Even these simple projects show accomplishment. Fantasy play with blocks demonstrates the child's ability to absorb and conceptualize real-life events. Pediatrician T. Berry Brazleton points out in his book Touchpoints that fantasy play is evidence "not only of cognitive competence, but also of a kind of emotional freedom."
Simple projects also often lead to more play and problem-solving. "A child wants to have a bed for her doll," Holz says. "First, the child must figure out how to make it. When she does, it is emotionally satisfying. She plays with it, and her play will stimulate a new set of problems. Suddenly, she wants a table to go with the bed, and so she has to make a table."
You should be aware that many children also create intentionally abstract, seemingly purposeless structures. Don't make your child put a label on it by asking what it is. Think of it as art for art's sake, or sculpture rather than structure, and enjoy the early masterpieces with your child. Comment positively on the effort and the aesthetics, Cuffaro suggests. Say, "Wow, you worked hard on that! Look how the light is coming through the spaces! You used so many blocks!" And watch your little construction worker beam.

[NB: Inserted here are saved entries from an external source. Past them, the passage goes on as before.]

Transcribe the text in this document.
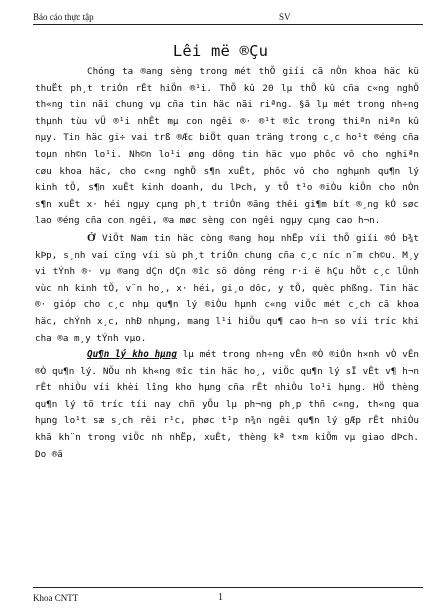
Báo cáo thực tập	SV
Lêi më ®Çu

Chóng ta ®ang sèng trong mét thÕ giíi cã nÒn khoa häc kü thuËt ph¸t triÓn rÊt hiÖn ®¹i. ThÕ kû 20 lµ thÕ kû cña c«ng nghÖ th«ng tin nãi chung vµ cña tin häc nãi riªng. §ã lµ mét trong nh÷ng thµnh tùu vÜ ®¹i nhÊt mµ con ngêi ®· ®¹t ®îc trong thiªn niªn kû nµy. Tin häc gi÷ vai trß ®Æc biÖt quan träng trong c¸c ho¹t ®éng cña toµn nh©n lo¹i. Nh©n lo¹i øng dông tin häc vµo phôc vô cho nghiªn cøu khoa häc, cho c«ng nghÖ s¶n xuÊt, phôc vô cho nghµnh qu¶n lý kinh tÕ, s¶n xuÊt kinh doanh, du lÞch, y tÕ t¹o ®iÒu kiÖn cho nÒn s¶n xuÊt x· héi ngµy cµng ph¸t triÓn ®ãng thêi gi¶m bít ®¸ng kÓ søc lao ®éng cña con ngêi, ®a møc sèng con ngêi ngµy cµng cao h¬n.

Ở ViÖt Nam tin häc còng ®ang hoµ nhËp víi thÕ giíi ®Ó b¾t kÞp, s¸nh vai cïng víi sù ph¸t triÓn chung cña c¸c níc n¨m ch©u. M¸y vi tÝnh ®· vµ ®ang dÇn dÇn ®îc sö dông réng r·i ë hÇu hÕt c¸c lÜnh vùc nh kinh tÕ, v¨n ho¸, x· héi, gi¸o dôc, y tÕ, quèc phßng. Tin häc ®· gióp cho c¸c nhµ qu¶n lý ®iÒu hµnh c«ng viÖc mét c¸ch cã khoa häc, chÝnh x¸c, nhÐ nhµng, mang l¹i hiÖu qu¶ cao h¬n so víi tríc khi cha ®a m¸y tÝnh vµo.

Qu¶n lý kho hµng lµ mét trong nh÷ng vÊn ®Ò ®iÓn h×nh vÒ vÊn ®Ò qu¶n lý. NÕu nh kh«ng ®îc tin häc ho¸, viÖc qu¶n lý sÏ vÊt v¶ h¬n rÊt nhiÒu víi khèi lîng kho hµng cña rÊt nhiÒu lo¹i hµng. HÖ thèng qu¶n lý tõ tríc tíi nay chñ yÕu lµ ph¬ng ph¸p thñ c«ng, th«ng qua hµng lo¹t sæ s¸ch rêi r¹c, phøc t¹p n¾n ngêi qu¶n lý gÆp rÊt nhiÒu khã kh¨n trong viÖc nh nhËp, xuÊt, thèng kª t×m kiÕm vµ giao dÞch. Do ®ã

Khoa CNTT	1
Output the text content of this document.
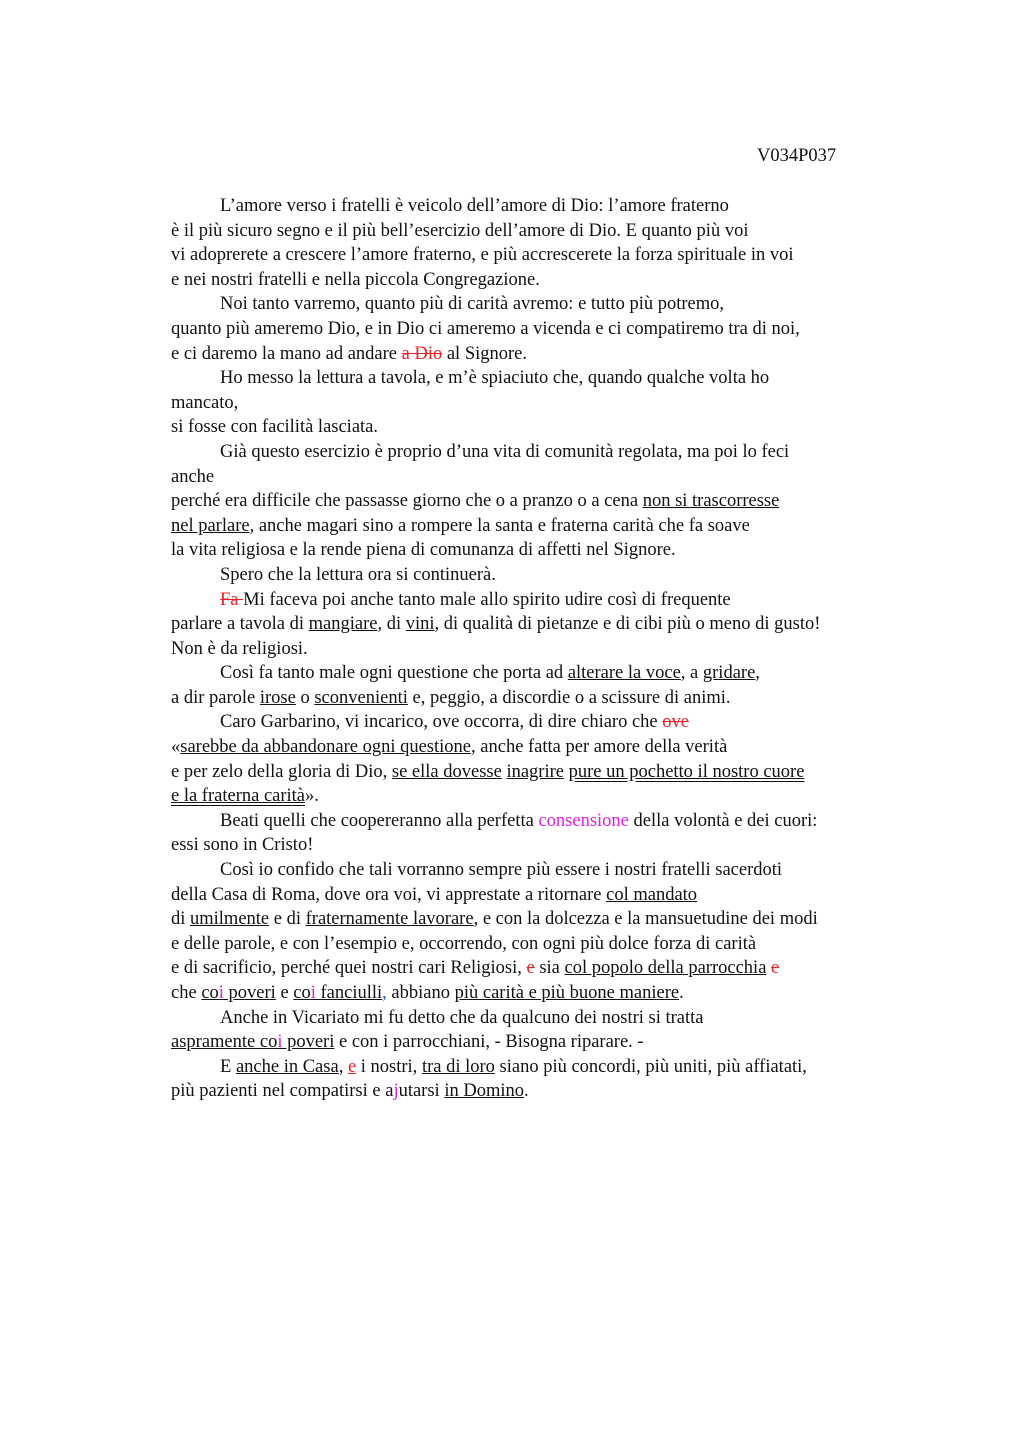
V034P037
L’amore verso i fratelli è veicolo dell’amore di Dio: l’amore fraterno
è il più sicuro segno e il più bell’esercizio dell’amore di Dio. E quanto più voi
vi adoprerete a crescere l’amore fraterno, e più accrescerete la forza spirituale in voi
e nei nostri fratelli e nella piccola Congregazione.
Noi tanto varremo, quanto più di carità avremo: e tutto più potremo,
quanto più ameremo Dio, e in Dio ci ameremo a vicenda e ci compatiremo tra di noi,
e ci daremo la mano ad andare a Dio al Signore.
Ho messo la lettura a tavola, e m’è spiaciuto che, quando qualche volta ho
mancato,
si fosse con facilità lasciata.
Già questo esercizio è proprio d’una vita di comunità regolata, ma poi lo feci
anche
perché era difficile che passasse giorno che o a pranzo o a cena non si trascorresse
nel parlare, anche magari sino a rompere la santa e fraterna carità che fa soave
la vita religiosa e la rende piena di comunanza di affetti nel Signore.
Spero che la lettura ora si continuerà.
Fa Mi faceva poi anche tanto male allo spirito udire così di frequente
parlare a tavola di mangiare, di vini, di qualità di pietanze e di cibi più o meno di gusto!
Non è da religiosi.
Così fa tanto male ogni questione che porta ad alterare la voce, a gridare,
a dir parole irose o sconvenienti e, peggio, a discordie o a scissure di animi.
Caro Garbarino, vi incarico, ove occorra, di dire chiaro che ove
«sarebbe da abbandonare ogni questione, anche fatta per amore della verità
e per zelo della gloria di Dio, se ella dovesse inagrire pure un pochetto il nostro cuore
e la fraterna carità».
Beati quelli che coopereranno alla perfetta consensione della volontà e dei cuori:
essi sono in Cristo!
Così io confido che tali vorranno sempre più essere i nostri fratelli sacerdoti
della Casa di Roma, dove ora voi, vi apprestate a ritornare col mandato
di umilmente e di fraternamente lavorare, e con la dolcezza e la mansuetudine dei modi
e delle parole, e con l’esempio e, occorrendo, con ogni più dolce forza di carità
e di sacrificio, perché quei nostri cari Religiosi, e sia col popolo della parrocchia e
che coi poveri e coi fanciulli, abbiano più carità e più buone maniere.
Anche in Vicariato mi fu detto che da qualcuno dei nostri si tratta
aspramente coi poveri e con i parrocchiani, - Bisogna riparare. -
E anche in Casa, e i nostri, tra di loro siano più concordi, più uniti, più affiatati,
più pazienti nel compatirsi e ajutarsi in Domino.
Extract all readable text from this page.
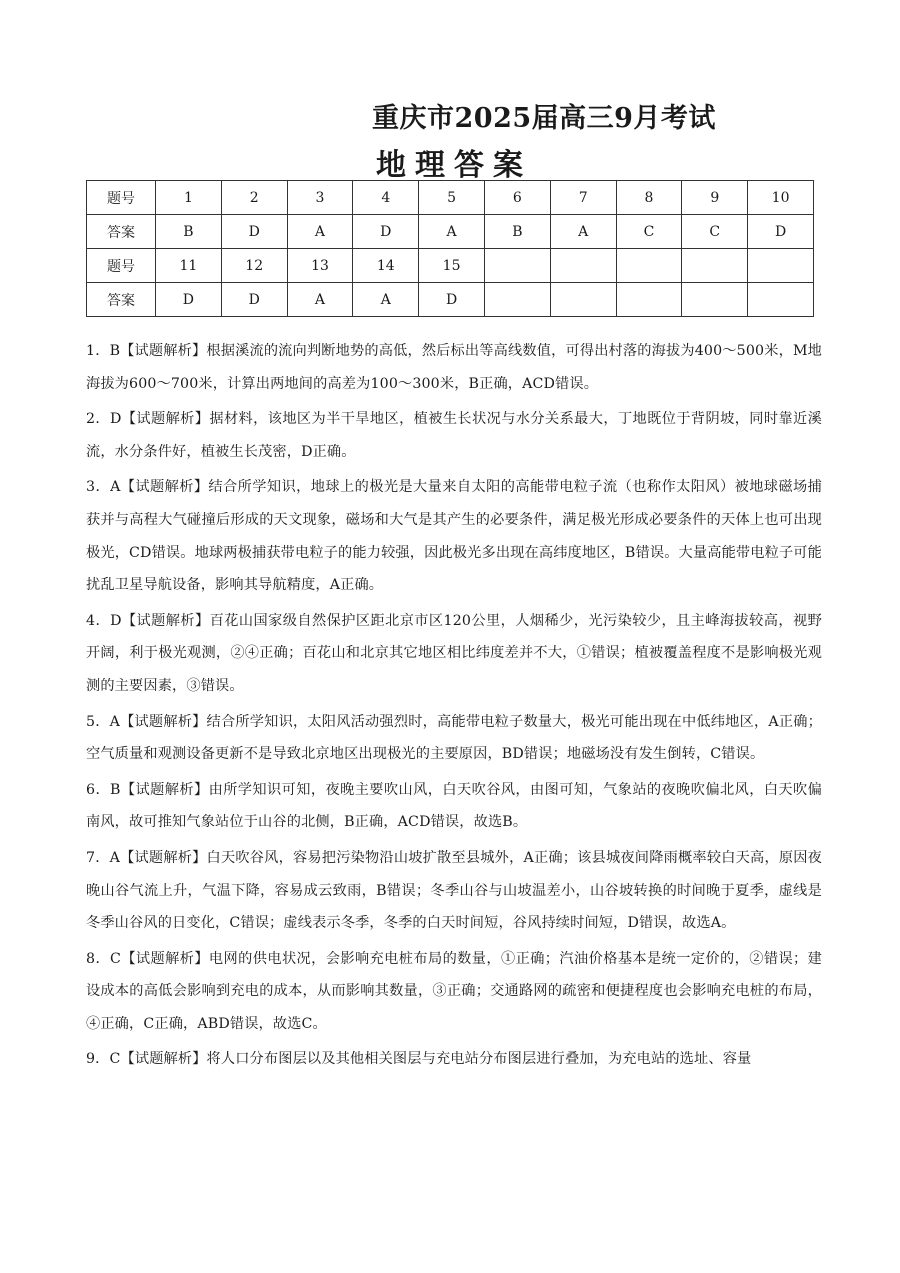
重庆市2025届高三9月考试
地理答案
题号	1	2	3	4	5	6	7	8	9	10
答案	B	D	A	D	A	B	A	C	C	D
题号	11	12	13	14	15					
答案	D	D	A	A	D					

1．B【试题解析】根据溪流的流向判断地势的高低，然后标出等高线数值，可得出村落的海拔为400～500米，M地海拔为600～700米，计算出两地间的高差为100～300米，B正确，ACD错误。

2．D【试题解析】据材料，该地区为半干旱地区，植被生长状况与水分关系最大，丁地既位于背阴坡，同时靠近溪流，水分条件好，植被生长茂密，D正确。

3．A【试题解析】结合所学知识，地球上的极光是大量来自太阳的高能带电粒子流（也称作太阳风）被地球磁场捕获并与高程大气碰撞后形成的天文现象，磁场和大气是其产生的必要条件，满足极光形成必要条件的天体上也可出现极光，CD错误。地球两极捕获带电粒子的能力较强，因此极光多出现在高纬度地区，B错误。大量高能带电粒子可能扰乱卫星导航设备，影响其导航精度，A正确。

4．D【试题解析】百花山国家级自然保护区距北京市区120公里，人烟稀少，光污染较少，且主峰海拔较高，视野开阔，利于极光观测，②④正确；百花山和北京其它地区相比纬度差并不大，①错误；植被覆盖程度不是影响极光观测的主要因素，③错误。

5．A【试题解析】结合所学知识，太阳风活动强烈时，高能带电粒子数量大，极光可能出现在中低纬地区，A正确；空气质量和观测设备更新不是导致北京地区出现极光的主要原因，BD错误；地磁场没有发生倒转，C错误。

6．B【试题解析】由所学知识可知，夜晚主要吹山风，白天吹谷风，由图可知，气象站的夜晚吹偏北风，白天吹偏南风，故可推知气象站位于山谷的北侧，B正确，ACD错误，故选B。

7．A【试题解析】白天吹谷风，容易把污染物沿山坡扩散至县城外，A正确；该县城夜间降雨概率较白天高，原因夜晚山谷气流上升，气温下降，容易成云致雨，B错误；冬季山谷与山坡温差小，山谷坡转换的时间晚于夏季，虚线是冬季山谷风的日变化，C错误；虚线表示冬季，冬季的白天时间短，谷风持续时间短，D错误，故选A。

8．C【试题解析】电网的供电状况，会影响充电桩布局的数量，①正确；汽油价格基本是统一定价的，②错误；建设成本的高低会影响到充电的成本，从而影响其数量，③正确；交通路网的疏密和便捷程度也会影响充电桩的布局，④正确，C正确，ABD错误，故选C。

9．C【试题解析】将人口分布图层以及其他相关图层与充电站分布图层进行叠加，为充电站的选址、容量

WHAT TO EXPECT WITH OLDER CHILDREN
As children learn more about the world, they want to represent what they've learned through blocks in more detail. They build more complicated structures, such as police stations, beauty parlors, and schools. The focus of play naturally shifts from the building's appearance to what happens inside. Children will incorporate little figures and vehicles into their block cities and act out story after improvised story. This is an exciting stage, and one that parents miss entirely if they pack up the blocks when their kids graduate from kindergarten.
If two or more children are building together, they'll begin socializing in their play. A little police officer from the station will visit the school to give a lecture on safety. A teacher from the school will decide to get a haircut in the beauty parlor, and so on. In playing out these miniature dramas, children get the chance to practice what they are learning about human relations and daily activities. They also are learning to play cooperatively.
"Block building at this stage provides lovely learning opportunities for parents and children," Holz says. "Let's say your kids are building an airport. You can go to the library and get a book about airports: Look at it together and talk about all the things airports have. Or even better, maybe you can take a trip to the airport."
One of the most interesting changes is that older children become sticklers for accuracy. "A four year old will have a person 'fly' to the top of a building," Cuffaro explains. "But a six year old will realize that people can't do this and will try to build an elevator."
When your child starts to ask questions about how things "really work," you can help her or him find answers. Ask a lot of questions, too. How do you get from one floor to another in a big building? How do elevators work? How could you make one? Don't be surprised when your six-year-old actually rigs an ingenious little elevator, perhaps using string, a paper clip, and a disposable cup.
At this stage, you should try to provide other common building materials to use with the blocks. Paper, string, wire, and tape are essential. Check your junk drawer for any other items your young inventor could use. You might even want to invest in more sophisticated items, like bulbs, batteries, buzzers, and small metal pulleys. Check hobby shops, hardware stores, and educational supply stores for ideas.
When is a child too old for block play? "Your kids will tell you when they want to pack their blocks away for good," Holz says. But don't be surprised if it isn't for a long while.